Le panchine danneggiate saranno riparate e, in continuità con quelle, ne saranno installate altre, giungendo fino alla fila dei lampioni collocati al margine della carreggiata automobilistica. Siamo in via Statuti Marittimi, nel tratto che giunge all'intersezione con via Zanardelli, ed a seguire in via Banchina al porto, che si spinge nel cuore dello storico bacino acqueo in pieno centro storico di Trani.
Il dirigente facente funzioni dell'Area lavori pubblici, Francesco Gianferrini, ha determinato l'aggiudicazione alla ditta Edil Di Terlizzi, di Trani, della manutenzione e implementazione delle sedute collocate.

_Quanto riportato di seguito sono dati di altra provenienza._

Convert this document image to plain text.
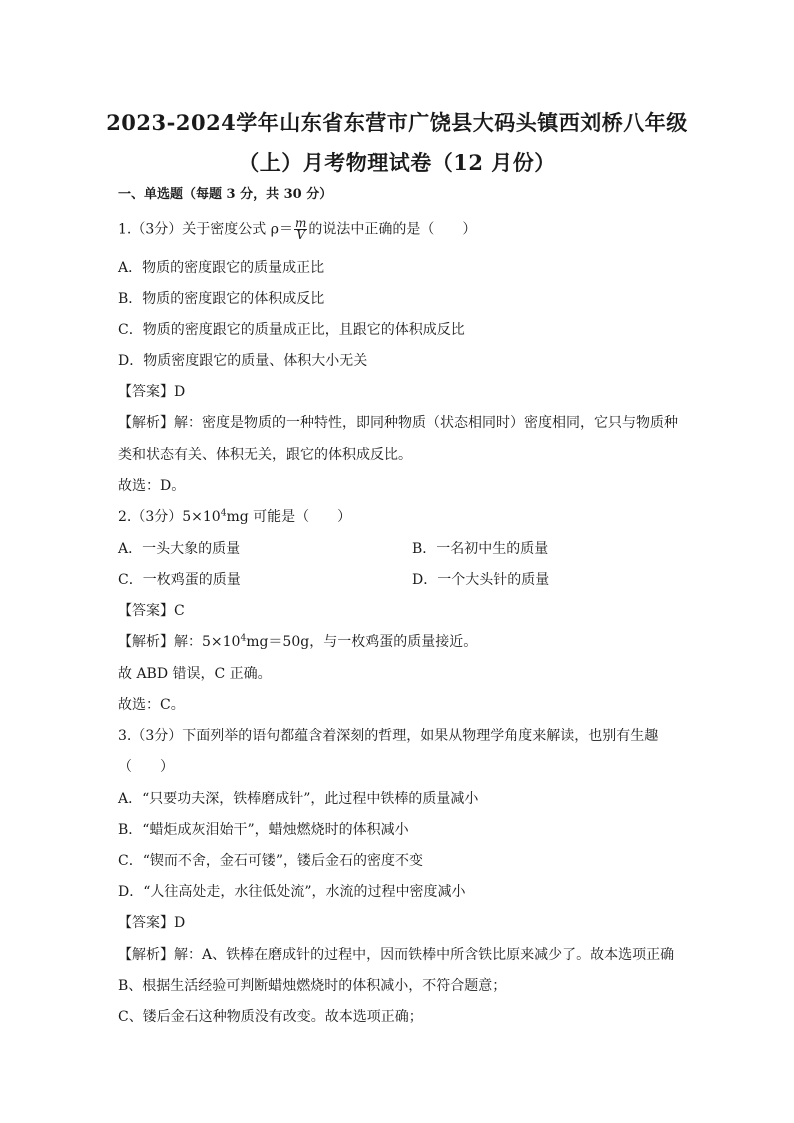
2023-2024学年山东省东营市广饶县大码头镇西刘桥八年级
（上）月考物理试卷（12 月份）
一、单选题（每题 3 分，共 30 分）
1.（3分）关于密度公式 $\rho= \frac{m}{V}$ 的说法中正确的是（　　）
A．物质的密度跟它的质量成正比
B．物质的密度跟它的体积成反比
C．物质的密度跟它的质量成正比，且跟它的体积成反比
D．物质密度跟它的质量、体积大小无关
【答案】D
【解析】解：密度是物质的一种特性，即同种物质（状态相同时）密度相同，它只与物质种
类和状态有关、体积无关，跟它的体积成反比。
故选：D。
2.（3分）$5\times 10^4mg$ 可能是（　　）
A．一头大象的质量	B．一名初中生的质量
C．一枚鸡蛋的质量	D．一个大头针的质量
【答案】C
【解析】解：$5\times 10^4mg=50g$，与一枚鸡蛋的质量接近。
故 ABD 错误，C 正确。
故选：C。
3.（3分）下面列举的语句都蕴含着深刻的哲理，如果从物理学角度来解读，也别有生趣
（　　）
A．“只要功夫深，铁棒磨成针”，此过程中铁棒的质量减小
B．“蜡炬成灰泪始干”，蜡烛燃烧时的体积减小
C．“锲而不舍，金石可镂”，镂后金石的密度不变
D．“人往高处走，水往低处流”，水流的过程中密度减小
【答案】D
【解析】解：A、铁棒在磨成针的过程中，因而铁棒中所含铁比原来减少了。故本选项正确
B、根据生活经验可判断蜡烛燃烧时的体积减小，不符合题意；
C、镂后金石这种物质没有改变。故本选项正确；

La figura apicale dell'Ufficio tecnico aveva indetto una procedura negoziata ai sensi di legge, consultando cinque ditte partendo da un importo a base d'asta di 9000 euro, oltre Iva. La ditta Di Terlizzi ha proposto l'offerta economicamente più vantaggiosa, risultando aggiudicataria con un importo di 7.750, oltre Iva, per una spesa complessiva di 12.060 euro.
A breve l'inizio dei lavori, che rafforzeranno la separazione tra la sede stradale e l'area pedonale a ridosso della banchina portuale. Proprio le vetture avevano danneggiato le assi di legno che costituiscono le prime panchine, formate da due blocchi in pietra congiunti da due travi trasversali.
Furono realizzate, con un contributo regionale, oltre quindici anni fa, spostando la sede stradale al centro della carreggiata e lasciando libero per i pedoni il tratto più vicino alla banchina del porto, trasformata in un delizioso luogo di passeggio.
Con il prolungamento delle panchine sarà ancora più semplice dividere le due zone e rendere più ordinato e sicuro il passeggio delle migliaia di pedoni che affollano il porto, soprattutto dalla primavera all'autunno.